Après 1910, les Blancs, Britanniques d’abord, Afrikaners ensuite, constituèrent le ciment de cette mosaïque raciale. Après les élections de 1948, les seconds commirent l’erreur d’accepter l’héritage colonial britannique avec ses frontières et ils devinrent de ce fait des colonisateurs intérieurs. Maîtres de tout le pays, ils découvrirent alors qu’ils risquaient la submersion démographique. Pour tenter de l’éviter, ils s’engagèrent alors dans la politique d’apartheid ou « développement séparé », avec comme corollaire la création de foyers nationaux noirs, les « bantustan ».

A la fin de la décennie 1980 les Afrikaners se trouvèrent dans une impasse politique :
- à l’intérieur, les Noirs étaient sur le point de se soulever,
- à l’extérieur les sanctions internationales transformaient l’Afrique du Sud en pays paria.

Comme le président P.W Botha incarnait l’immobilisme, sa mise à l’écart fut alors décidée par la génération montante des responsables afrikaners et le 14 août 1989, ils le remplacèrent par F.W De Klerk qui remit le pouvoir à l’ANC. A partir de 1994, l’ANC devenu parti-Etat eut la charge de maintenir la mosaïque sud-africaine. En 2008, ce mouvement a connu une scission à l’occasion de laquelle a ressurgi l’ethno régionalisme, tendance lourde niée depuis 1994 par l’idéologie officielle. Toutes les réalités du pays sont en effet fédérales, or, le pari politique du gouvernement ANC repose sur un postulat qui est la constitution d’une « nation arc-en-ciel » dans laquelle les déterminismes raciaux, ethniques et régionaux auront été effacés.
L’ANC pourra donc difficilement éviter le débat entre la vieille garde marxisto-jacobine cramponnée au dogme de l’Etat unitaire et les tenants des réalités confédérales.

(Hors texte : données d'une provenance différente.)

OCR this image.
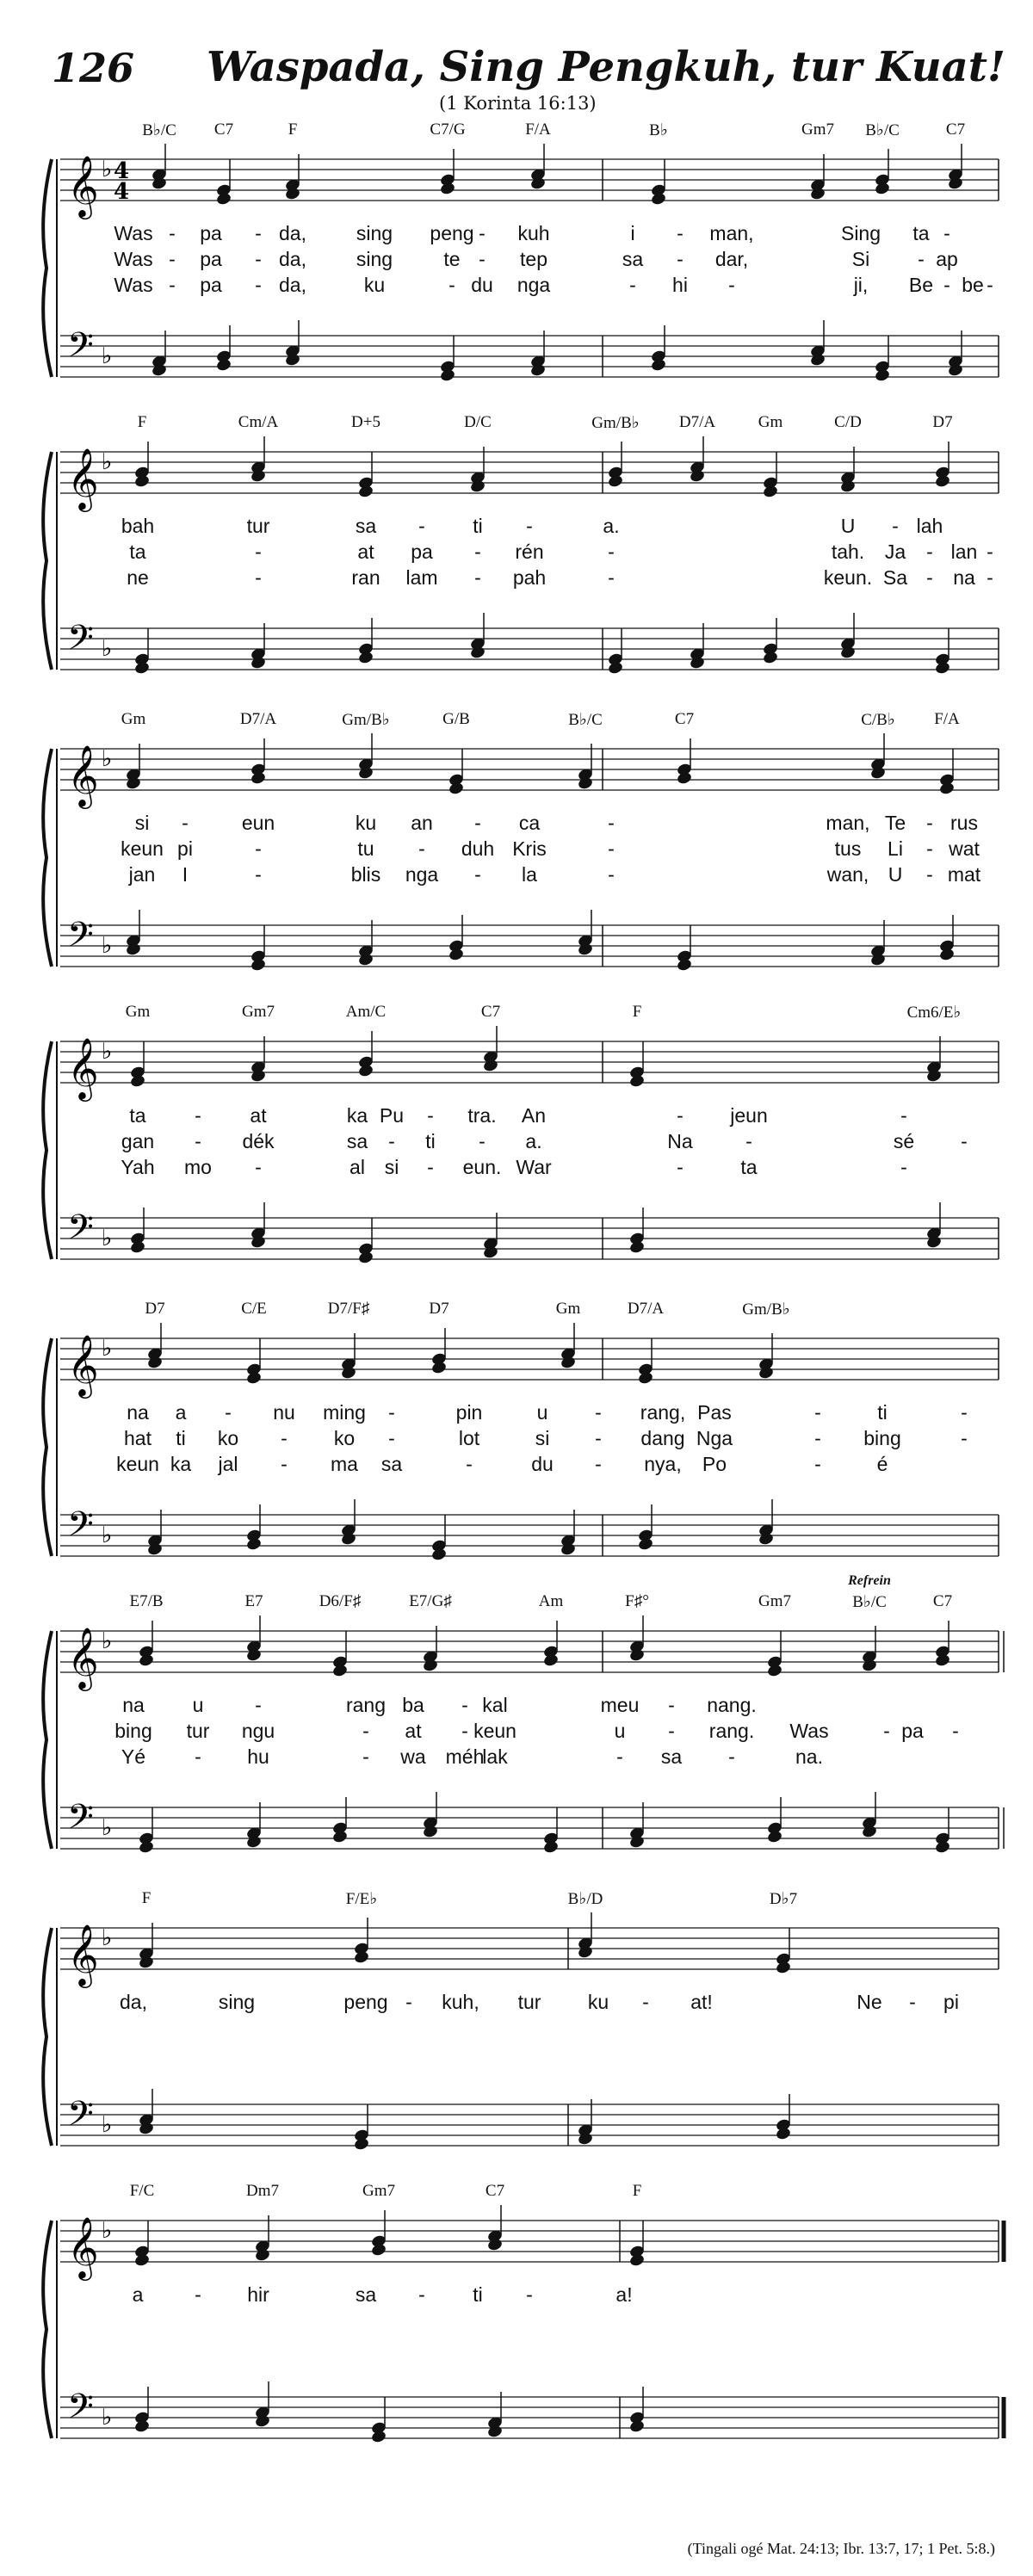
126 Waspada, Sing Pengkuh, tur Kuat!
(1 Korinta 16:13)
𝄞 ♭
𝄢 ♭
4
4
B♭/C C7	F	C7/G	F/A	B♭	Gm7 B♭/C	C7
Was - pa - da,	sing peng - kuh	i - man,	Sing ta -
Was - pa - da,	sing	te - tep	sa - dar,	Si - ap
Was - pa - da,	ku	- du nga	- hi -	ji, Be - be -
𝄞 ♭
𝄢 ♭
F	Cm/A	D+5	D/C	Gm/B♭ D7/A	Gm	C/D	D7
bah	tur	sa - ti -	a.	U - lah
ta	-	at pa - rén	-	tah. Ja - lan -
ne	-	ran lam - pah	-	keun. Sa - na -
𝄞 ♭
𝄢 ♭
Gm	D7/A	Gm/B♭	G/B	B♭/C	C7	C/B♭ F/A
si -	eun	ku an - ca	-	man, Te - rus
keun pi	-	tu - duh Kris	-	tus Li - wat
jan I	-	blis nga - la	-	wan, U - mat
𝄞 ♭
𝄢 ♭
Gm	Gm7	Am/C	C7	F	Cm6/E♭
ta - at	ka Pu - tra. An	- jeun	-
gan - dék	sa - ti - a.	Na	-	sé -
Yah mo -	al si - eun. War	-	ta	-
𝄞 ♭
𝄢 ♭
D7	C/E	D7/F♯	D7	Gm	D7/A	Gm/B♭
na a - nu ming -	pin	u - rang, Pas	-	ti	-
hat ti ko - ko -	lot	si - dang Nga	- bing	-
keun ka jal - ma sa	-	du - nya, Po	-	é
𝄞 ♭
𝄢 ♭
E7/B	E7	D6/F♯	E7/G♯	Am	F♯°	Gm7	B♭/C	C7
Refrein
na u	-	rang ba - kal	meu - nang.
bing tur ngu	- at - keun	u - rang. Was	- pa -
Yé - hu	- wa méh
lak	- sa -	na.
𝄞 ♭
𝄢 ♭
F	F/E♭	B♭/D	D♭7
da,	sing	peng - kuh, tur ku - at!	Ne - pi
𝄞 ♭
𝄢 ♭
F/C	Dm7	Gm7	C7	F
a	- hir	sa - ti -	a!
(Tingali ogé Mat. 24:13; Ibr. 13:7, 17; 1 Pet. 5:8.)
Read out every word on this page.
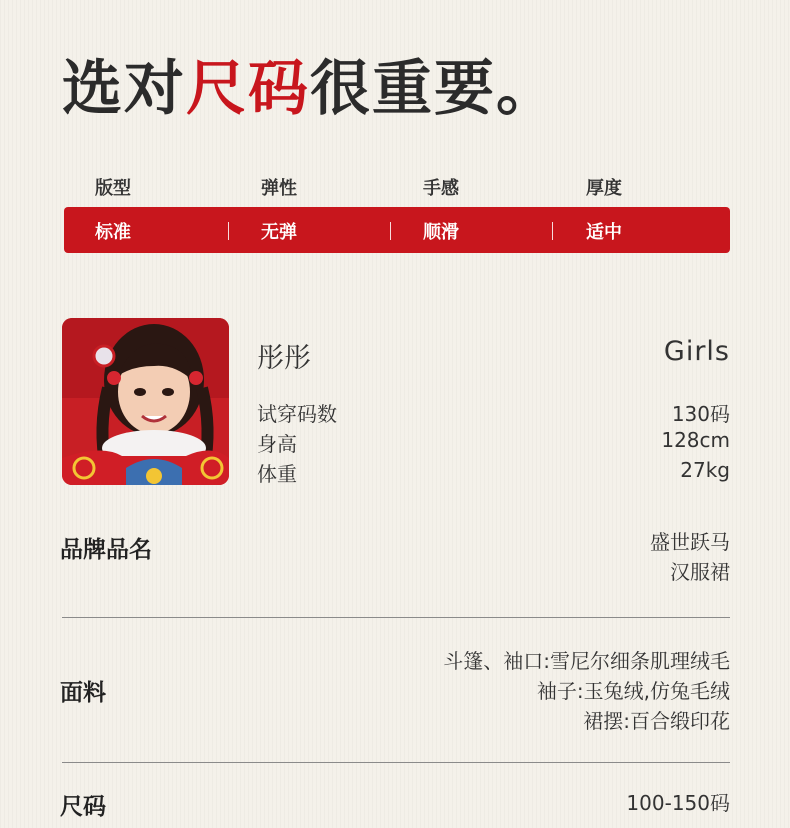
选对尺码很重要。
版型	弹性	手感	厚度
标准	无弹	顺滑	适中
彤彤	Girls
试穿码数	130码
身高	128cm
体重	27kg
品牌品名	盛世跃马
汉服裙
面料
斗篷、袖口:雪尼尔细条肌理绒毛
袖子:玉兔绒,仿兔毛绒
裙摆:百合缎印花
尺码	100-150码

Au mois de mai 2009, succédant à Thabo Mbeki, Jacob Zuma fut élu président de la République. Après 15 années de pouvoir xhosa, un leader populiste zulu arrivait aux affaires dans un contexte économique et social plus que morose.
Loin de la vision idyllique présentée par les médias, la réalité sud africaine est en effet tragique. Près de deux décennies après l’accession au pouvoir d’une « majorité noire » le pays cesse en effet peu à peu d’être une excroissance de l’Europe à l’extrémité australe du continent africain pour devenir un Etat du « tiers-monde » avec, certes, un secteur encore ultraperformant, mais de plus en plus réduit, surnageant dans un océan de pénuries, de corruption, de misère sociale et de violence.